Furthermore, one block wasn't enough to make a decent base mold, but it was no problem to heat up two blocks, roll them into a ball then, heat them up again and then use this bigger mass.

After a short period the Instant Mold, which feels a bit like soft clay when hot and a bit like wax when cold, was cooled down and I could remove the original. Then I made one copy of each with Apoxie and used the end of a brush to add a dent to the still soft material of the shield at the same position as on the original.

 

Instant Mold

The results are what I would call about 85% satisfying.

-The level of detail is superb. The shield copy will look exactly like the original after painting - apart from its weight, of course - and the base also has all details of the original.

- The copies require considerably more clean-up compared to items from multi-part moulds, since there's always some putty overflow. That was to be expected though and is okay, we don't plan to make this into assembly-line work and do it a thousand times, after all.
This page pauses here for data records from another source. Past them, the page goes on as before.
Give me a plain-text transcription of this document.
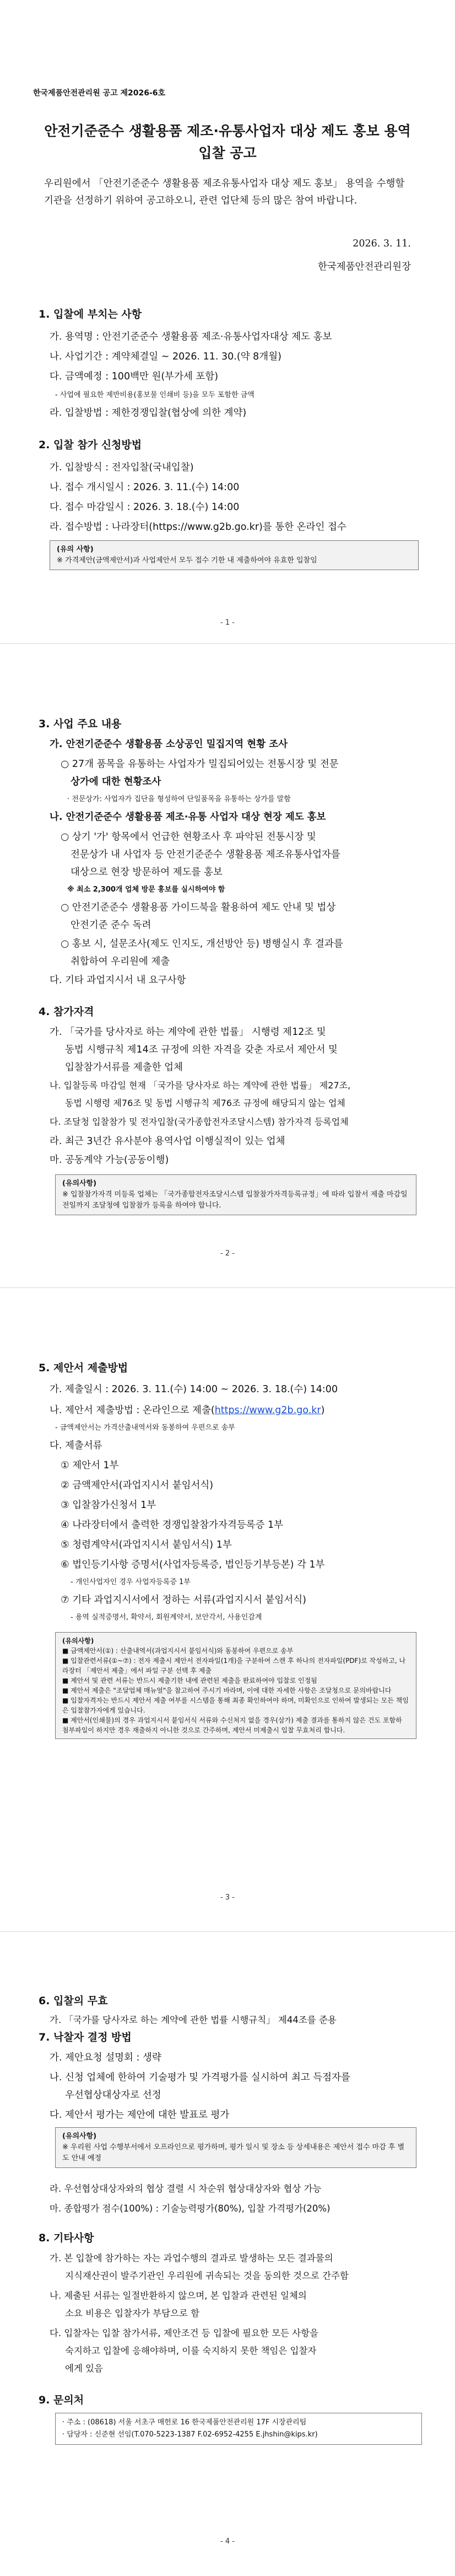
한국제품안전관리원 공고 제2026-6호
안전기준준수 생활용품 제조·유통사업자 대상 제도 홍보 용역
입찰 공고
우리원에서 「안전기준준수 생활용품 제조유통사업자 대상 제도 홍보」 용역을 수행할 기관을 선정하기 위하여 공고하오니, 관련 업단체 등의 많은 참여 바랍니다.
2026. 3. 11.
한국제품안전관리원장
1. 입찰에 부치는 사항
가. 용역명 : 안전기준준수 생활용품 제조·유통사업자대상 제도 홍보
나. 사업기간 : 계약체결일 ~ 2026. 11. 30.(약 8개월)
다. 금액예정 : 100백만 원(부가세 포함)
- 사업에 필요한 제반비용(홍보물 인쇄비 등)을 모두 포함한 금액
라. 입찰방법 : 제한경쟁입찰(협상에 의한 계약)
2. 입찰 참가 신청방법
가. 입찰방식 : 전자입찰(국내입찰)
나. 접수 개시일시 : 2026. 3. 11.(수) 14:00
다. 접수 마감일시 : 2026. 3. 18.(수) 14:00
라. 접수방법 : 나라장터(https://www.g2b.go.kr)를 통한 온라인 접수
(유의 사항)
※ 가격제안(금액제안서)과 사업제안서 모두 접수 기한 내 제출하여야 유효한 입찰임
- 1 -
3. 사업 주요 내용
가. 안전기준준수 생활용품 소상공인 밀집지역 현황 조사
○ 27개 품목을 유통하는 사업자가 밀집되어있는 전통시장 및 전문
상가에 대한 현황조사
· 전문상가: 사업자가 집단을 형성하여 단일품목을 유통하는 상가를 말함
나. 안전기준준수 생활용품 제조·유통 사업자 대상 현장 제도 홍보
○ 상기 '가' 항목에서 언급한 현황조사 후 파악된 전통시장 및
전문상가 내 사업자 등 안전기준준수 생활용품 제조유통사업자를
대상으로 현장 방문하여 제도를 홍보
※ 최소 2,300개 업체 방문 홍보를 실시하여야 함
○ 안전기준준수 생활용품 가이드북을 활용하여 제도 안내 및 법상
안전기준 준수 독려
○ 홍보 시, 설문조사(제도 인지도, 개선방안 등) 병행실시 후 결과를
취합하여 우리원에 제출
다. 기타 과업지시서 내 요구사항
4. 참가자격
가. 「국가를 당사자로 하는 계약에 관한 법률」 시행령 제12조 및
동법 시행규칙 제14조 규정에 의한 자격을 갖춘 자로서 제안서 및
입찰참가서류를 제출한 업체
나. 입찰등록 마감일 현재 「국가를 당사자로 하는 계약에 관한 법률」 제27조,
동법 시행령 제76조 및 동법 시행규칙 제76조 규정에 해당되지 않는 업체
다. 조달청 입찰참가 및 전자입찰(국가종합전자조달시스템) 참가자격 등록업체
라. 최근 3년간 유사분야 용역사업 이행실적이 있는 업체
마. 공동계약 가능(공동이행)
(유의사항)
※ 입찰참가자격 미등록 업체는 「국가종합전자조달시스템 입찰참가자격등록규정」에 따라 입찰서 제출 마감일 전일까지 조달청에 입찰참가 등록을 하여야 합니다.
- 2 -
5. 제안서 제출방법
가. 제출일시 : 2026. 3. 11.(수) 14:00 ~ 2026. 3. 18.(수) 14:00
나. 제안서 제출방법 : 온라인으로 제출(https://www.g2b.go.kr)
- 금액제안서는 가격산출내역서와 동봉하여 우편으로 송부
다. 제출서류
① 제안서 1부
② 금액제안서(과업지시서 붙임서식)
③ 입찰참가신청서 1부
④ 나라장터에서 출력한 경쟁입찰참가자격등록증 1부
⑤ 청렴계약서(과업지시서 붙임서식) 1부
⑥ 법인등기사항 증명서(사업자등록증, 법인등기부등본) 각 1부
- 개인사업자인 경우 사업자등록증 1부
⑦ 기타 과업지시서에서 정하는 서류(과업지시서 붙임서식)
- 용역 실적증명서, 확약서, 회원계약서, 보안각서, 사용인감계
(유의사항)
■ 금액제안서(①) : 산출내역서(과업지시서 붙임서식)와 동봉하여 우편으로 송부
■ 입찰관련서류(①~⑦) : 전자 제출시 제안서 전자파일(1개)을 구분하여 스캔 후 하나의 전자파일(PDF)로 작성하고, 나라장터 「제안서 제출」에서 파일 구분 선택 후 제출
■ 제안서 및 관련 서류는 반드시 제출기한 내에 관련된 제출을 완료하여야 입찰로 인정됨
■ 제안서 제출은 "조달업체 매뉴얼"을 참고하여 주시기 바라며, 이에 대한 자세한 사항은 조달청으로 문의바랍니다
■ 입찰자격자는 반드시 제안서 제출 여부를 시스템을 통해 최종 확인하여야 하며, 미확인으로 인하여 발생되는 모든 책임은 입찰참가자에게 있습니다.
■ 제안서(인쇄물)의 경우 과업지시서 붙임서식 서류와 수신처지 없을 경우(삼가) 제출 결과를 통하지 않은 건도 포함하 첨부파일이 하지만 경우 재출하지 아니한 것으로 간주하며, 제안서 미제출시 입찰 무효처리 합니다.
- 3 -
6. 입찰의 무효
가. 「국가를 당사자로 하는 계약에 관한 법률 시행규칙」 제44조를 준용
7. 낙찰자 결정 방법
가. 제안요청 설명회 : 생략
나. 신청 업체에 한하여 기술평가 및 가격평가를 실시하여 최고 득점자를
우선협상대상자로 선정
다. 제안서 평가는 제안에 대한 발표로 평가
(유의사항)
※ 우리원 사업 수행부서에서 오프라인으로 평가하며, 평가 일시 및 장소 등 상세내용은 제안서 접수 마감 후 별도 안내 예정
라. 우선협상대상자와의 협상 결렬 시 차순위 협상대상자와 협상 가능
마. 종합평가 점수(100%) : 기술능력평가(80%), 입찰 가격평가(20%)
8. 기타사항
가. 본 입찰에 참가하는 자는 과업수행의 결과로 발생하는 모든 결과물의
지식재산권이 발주기관인 우리원에 귀속되는 것을 동의한 것으로 간주함
나. 제출된 서류는 일절반환하지 않으며, 본 입찰과 관련된 일체의
소요 비용은 입찰자가 부담으로 함
다. 입찰자는 입찰 참가서류, 제안조건 등 입찰에 필요한 모든 사항을
숙지하고 입찰에 응해야하며, 이를 숙지하지 못한 책임은 입찰자
에게 있음
9. 문의처
· 주소 : (08618) 서울 서초구 매헌로 16 한국제품안전관리원 17F 시장관리팀
· 담당자 : 신준현 선임(T.070-5223-1387 F.02-6952-4255 E.jhshin@kips.kr)
- 4 -
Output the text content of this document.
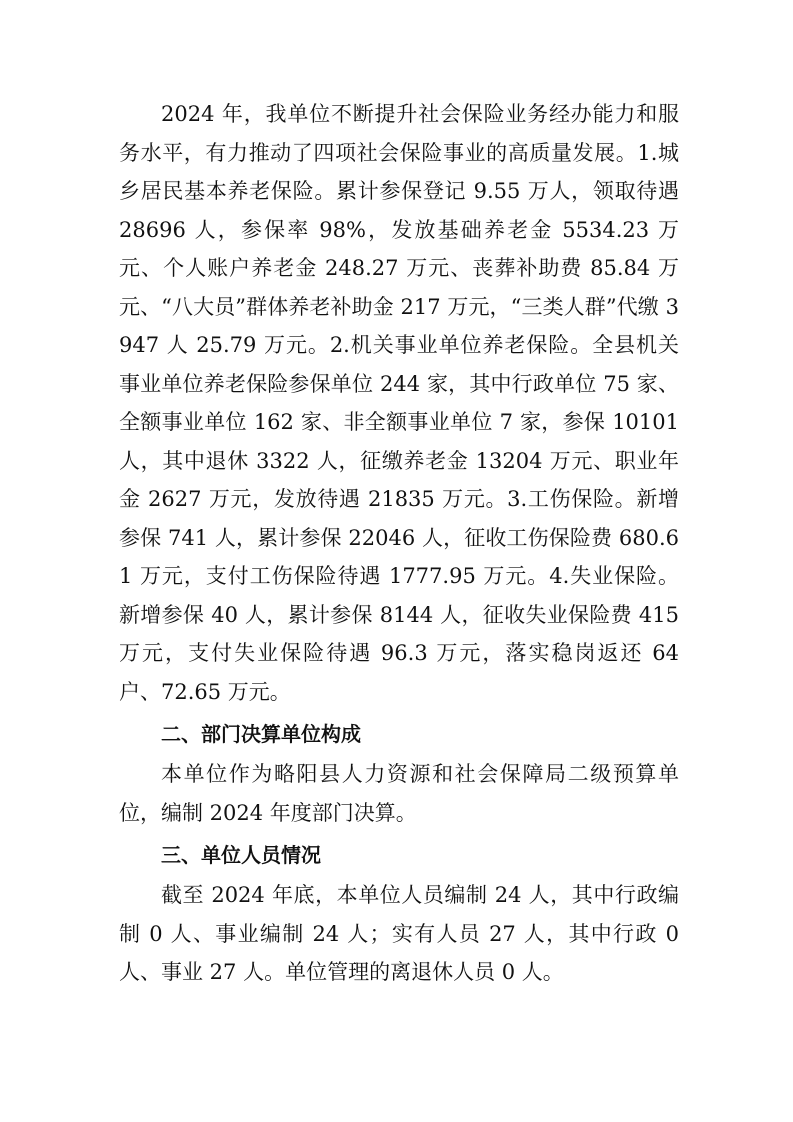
2024 年，我单位不断提升社会保险业务经办能力和服务水平，有力推动了四项社会保险事业的高质量发展。1.城乡居民基本养老保险。累计参保登记 9.55 万人，领取待遇 28696 人，参保率 98%，发放基础养老金 5534.23 万元、个人账户养老金 248.27 万元、丧葬补助费 85.84 万元、“八大员”群体养老补助金 217 万元，“三类人群”代缴 3947 人 25.79 万元。2.机关事业单位养老保险。全县机关事业单位养老保险参保单位 244 家，其中行政单位 75 家、全额事业单位 162 家、非全额事业单位 7 家，参保 10101 人，其中退休 3322 人，征缴养老金 13204 万元、职业年金 2627 万元，发放待遇 21835 万元。3.工伤保险。新增参保 741 人，累计参保 22046 人，征收工伤保险费 680.61 万元，支付工伤保险待遇 1777.95 万元。4.失业保险。新增参保 40 人，累计参保 8144 人，征收失业保险费 415 万元，支付失业保险待遇 96.3 万元，落实稳岗返还 64 户、72.65 万元。

二、部门决算单位构成

本单位作为略阳县人力资源和社会保障局二级预算单位，编制 2024 年度部门决算。

三、单位人员情况

截至 2024 年底，本单位人员编制 24 人，其中行政编制 0 人、事业编制 24 人；实有人员 27 人，其中行政 0 人、事业 27 人。单位管理的离退休人员 0 人。
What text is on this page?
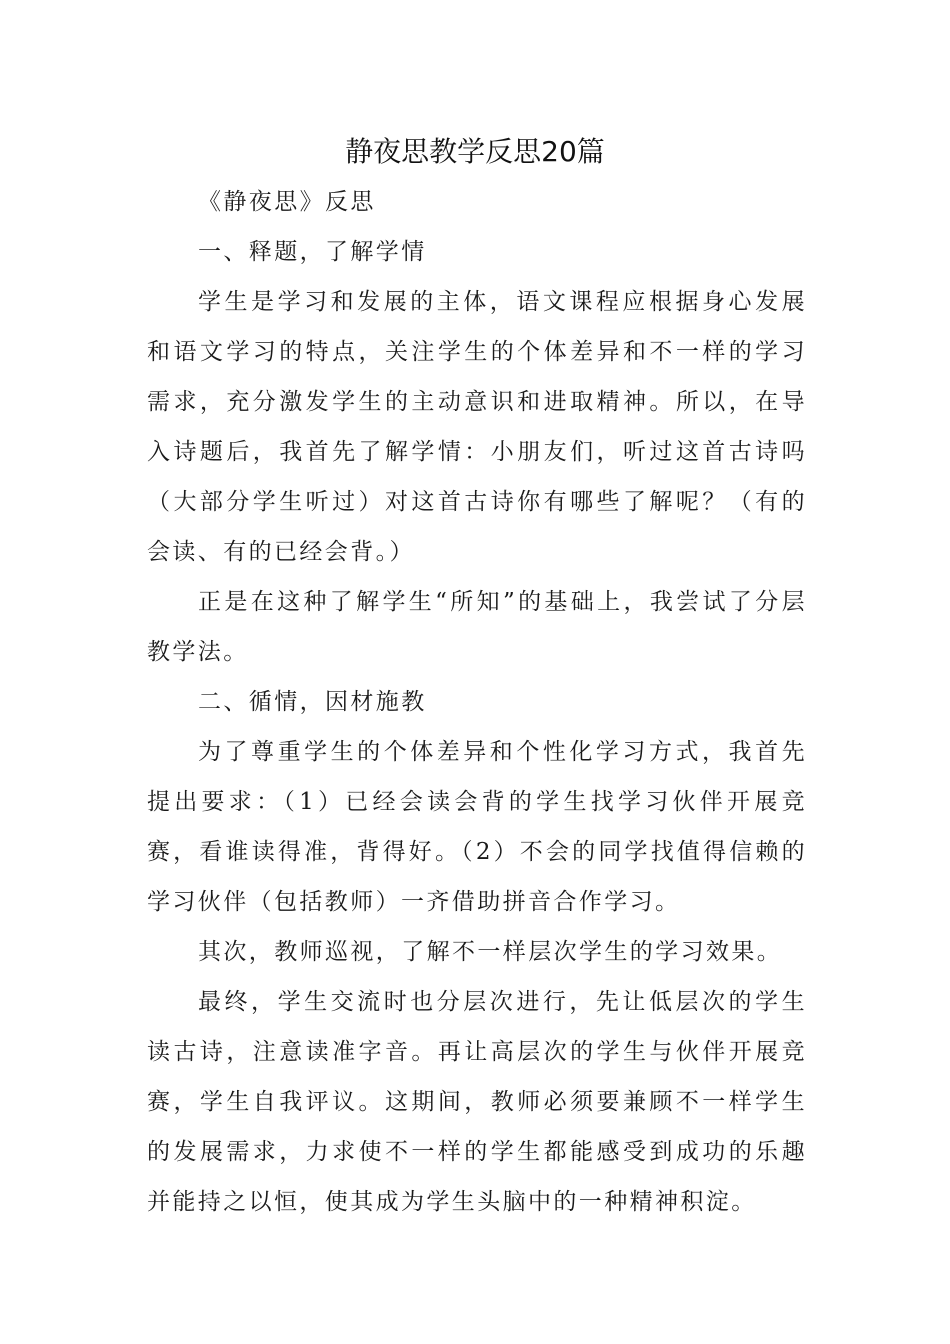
静夜思教学反思20篇

《静夜思》反思

一、释题，了解学情

学生是学习和发展的主体，语文课程应根据身心发展和语文学习的特点，关注学生的个体差异和不一样的学习需求，充分激发学生的主动意识和进取精神。所以，在导入诗题后，我首先了解学情：小朋友们，听过这首古诗吗（大部分学生听过）对这首古诗你有哪些了解呢？（有的会读、有的已经会背。）

正是在这种了解学生“所知”的基础上，我尝试了分层教学法。

二、循情，因材施教

为了尊重学生的个体差异和个性化学习方式，我首先提出要求：（1）已经会读会背的学生找学习伙伴开展竞赛，看谁读得准，背得好。（2）不会的同学找值得信赖的学习伙伴（包括教师）一齐借助拼音合作学习。

其次，教师巡视，了解不一样层次学生的学习效果。

最终，学生交流时也分层次进行，先让低层次的学生读古诗，注意读准字音。再让高层次的学生与伙伴开展竞赛，学生自我评议。这期间，教师必须要兼顾不一样学生的发展需求，力求使不一样的学生都能感受到成功的乐趣并能持之以恒，使其成为学生头脑中的一种精神积淀。
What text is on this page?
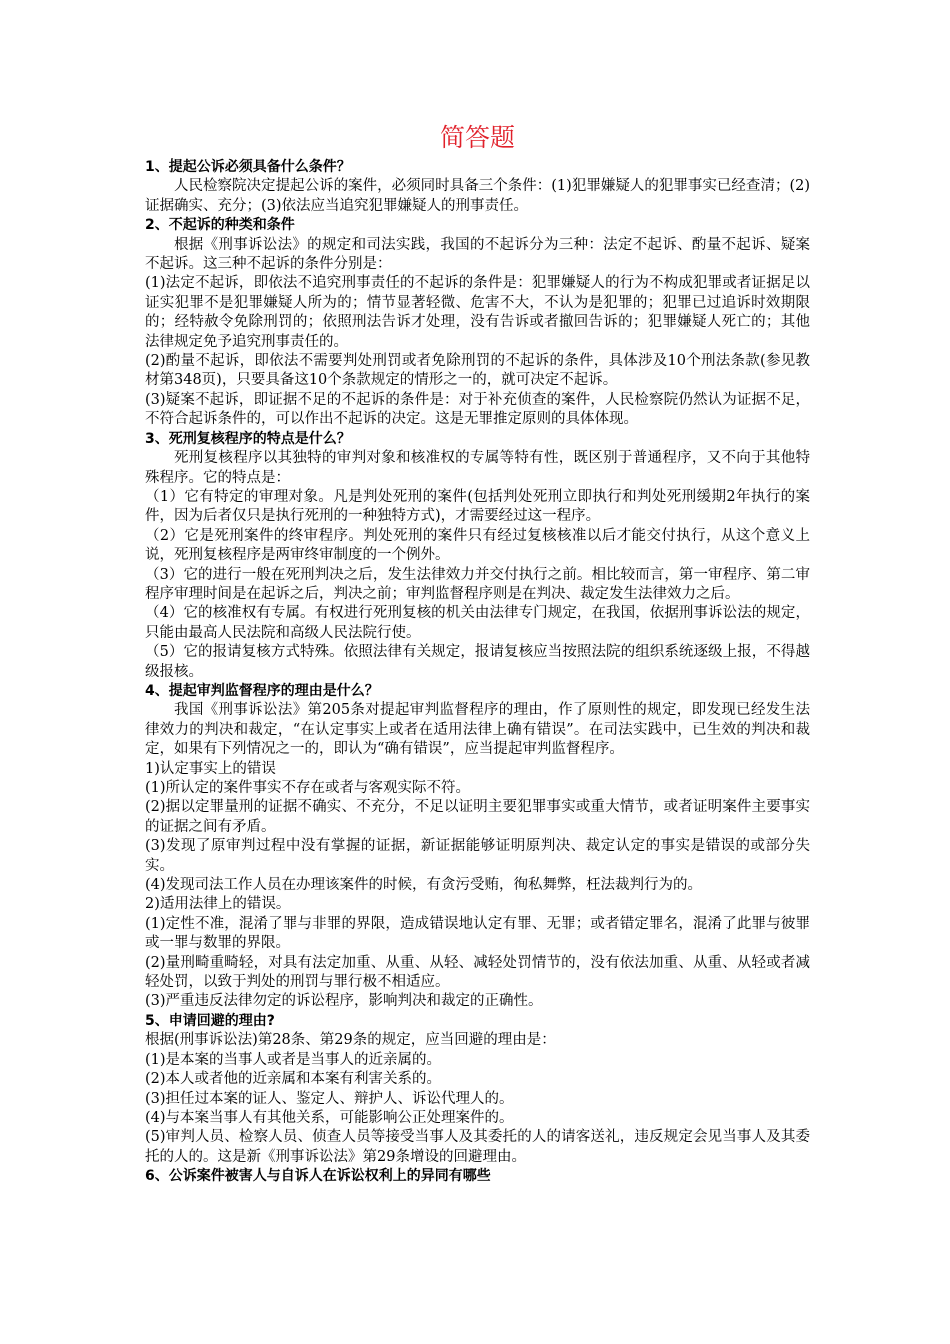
简答题
1、提起公诉必须具备什么条件？
人民检察院决定提起公诉的案件，必须同时具备三个条件：(1)犯罪嫌疑人的犯罪事实已经查清；(2)证据确实、充分；(3)依法应当追究犯罪嫌疑人的刑事责任。
2、不起诉的种类和条件
根据《刑事诉讼法》的规定和司法实践，我国的不起诉分为三种：法定不起诉、酌量不起诉、疑案不起诉。这三种不起诉的条件分别是：
(1)法定不起诉，即依法不追究刑事责任的不起诉的条件是：犯罪嫌疑人的行为不构成犯罪或者证据足以证实犯罪不是犯罪嫌疑人所为的；情节显著轻微、危害不大，不认为是犯罪的；犯罪已过追诉时效期限的；经特赦令免除刑罚的；依照刑法告诉才处理，没有告诉或者撤回告诉的；犯罪嫌疑人死亡的；其他法律规定免予追究刑事责任的。
(2)酌量不起诉，即依法不需要判处刑罚或者免除刑罚的不起诉的条件，具体涉及10个刑法条款(参见教材第348页)，只要具备这10个条款规定的情形之一的，就可决定不起诉。
(3)疑案不起诉，即证据不足的不起诉的条件是：对于补充侦查的案件，人民检察院仍然认为证据不足，不符合起诉条件的，可以作出不起诉的决定。这是无罪推定原则的具体体现。
3、死刑复核程序的特点是什么？
死刑复核程序以其独特的审判对象和核准权的专属等特有性，既区别于普通程序，又不向于其他特殊程序。它的特点是：
（1）它有特定的审理对象。凡是判处死刑的案件(包括判处死刑立即执行和判处死刑缓期2年执行的案件，因为后者仅只是执行死刑的一种独特方式)，才需要经过这一程序。
（2）它是死刑案件的终审程序。判处死刑的案件只有经过复核核准以后才能交付执行，从这个意义上说，死刑复核程序是两审终审制度的一个例外。
（3）它的进行一般在死刑判决之后，发生法律效力并交付执行之前。相比较而言，第一审程序、第二审程序审理时间是在起诉之后，判决之前；审判监督程序则是在判决、裁定发生法律效力之后。
（4）它的核准权有专属。有权进行死刑复核的机关由法律专门规定，在我国，依据刑事诉讼法的规定，只能由最高人民法院和高级人民法院行使。
（5）它的报请复核方式特殊。依照法律有关规定，报请复核应当按照法院的组织系统逐级上报，不得越级报核。
4、提起审判监督程序的理由是什么？
我国《刑事诉讼法》第205条对提起审判监督程序的理由，作了原则性的规定，即发现已经发生法律效力的判决和裁定，“在认定事实上或者在适用法律上确有错误”。在司法实践中，已生效的判决和裁定，如果有下列情况之一的，即认为“确有错误”，应当提起审判监督程序。
1)认定事实上的错误
(1)所认定的案件事实不存在或者与客观实际不符。
(2)据以定罪量刑的证据不确实、不充分，不足以证明主要犯罪事实或重大情节，或者证明案件主要事实的证据之间有矛盾。
(3)发现了原审判过程中没有掌握的证据，新证据能够证明原判决、裁定认定的事实是错误的或部分失实。
(4)发现司法工作人员在办理该案件的时候，有贪污受贿，徇私舞弊，枉法裁判行为的。
2)适用法律上的错误。
(1)定性不准，混淆了罪与非罪的界限，造成错误地认定有罪、无罪；或者错定罪名，混淆了此罪与彼罪或一罪与数罪的界限。
(2)量刑畸重畸轻，对具有法定加重、从重、从轻、减轻处罚情节的，没有依法加重、从重、从轻或者减轻处罚，以致于判处的刑罚与罪行极不相适应。
(3)严重违反法律勿定的诉讼程序，影响判决和裁定的正确性。
5、申请回避的理由?
根据(刑事诉讼法)第28条、第29条的规定，应当回避的理由是：
(1)是本案的当事人或者是当事人的近亲属的。
(2)本人或者他的近亲属和本案有利害关系的。
(3)担任过本案的证人、鉴定人、辩护人、诉讼代理人的。
(4)与本案当事人有其他关系，可能影响公正处理案件的。
(5)审判人员、检察人员、侦查人员等接受当事人及其委托的人的请客送礼，违反规定会见当事人及其委托的人的。这是新《刑事诉讼法》第29条增设的回避理由。
6、公诉案件被害人与自诉人在诉讼权利上的异同有哪些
- Sadly the putty doesn't just stick out of the mold, it also is missing some parts of the border. The reason for that is that the mold even at the second try (and despite an eagerly pressing strong husband) always keeps a slightly slanted rim around the original and thus misses some of the original's depth. Imagine trying to press flat a rubber ball - it will always try to bounce back and it's the same with Instant Mold. It stays a rubberlike mass and doesn't flow like the material for a rubber mold. If the original shield has a thickness of 2mm then my copy has about 1-1.5mm, thus the right edge is a bit eaten away. The base is also partly missing its crisp bottomline. I'll have to put some work in to add some more putty. Perhaps this problem can be solved by padding the original's height - if possible - with a tiny object beneath. Or by heating up Instant Mold a bit longer and hoping that it becomes even softer by that.

 

Conclusion

Overall, I'm satisfied so far. Instant Mold isn't cheap but it amortises quickly once you made some copies with it and saved the money for proper moulds. The results even of the first tries are more than good enough to actually use them and with some more experience I'm sure there can be even better results. Next time, for instance, I would use two blocks to make a mould of the shield so it becomes more stiff and I don't need to worry about a bent shield because I pressed the putty in too hard and warped the mold.

How long "unlimited use" is only the future will tell, but in our first tests the material was easily rolled into a smooth ball again with no gaps, gouges or other artifacts of the previous shape. If my Instant Mold goes bad one day I'll let you know how many molds I was able to make with it.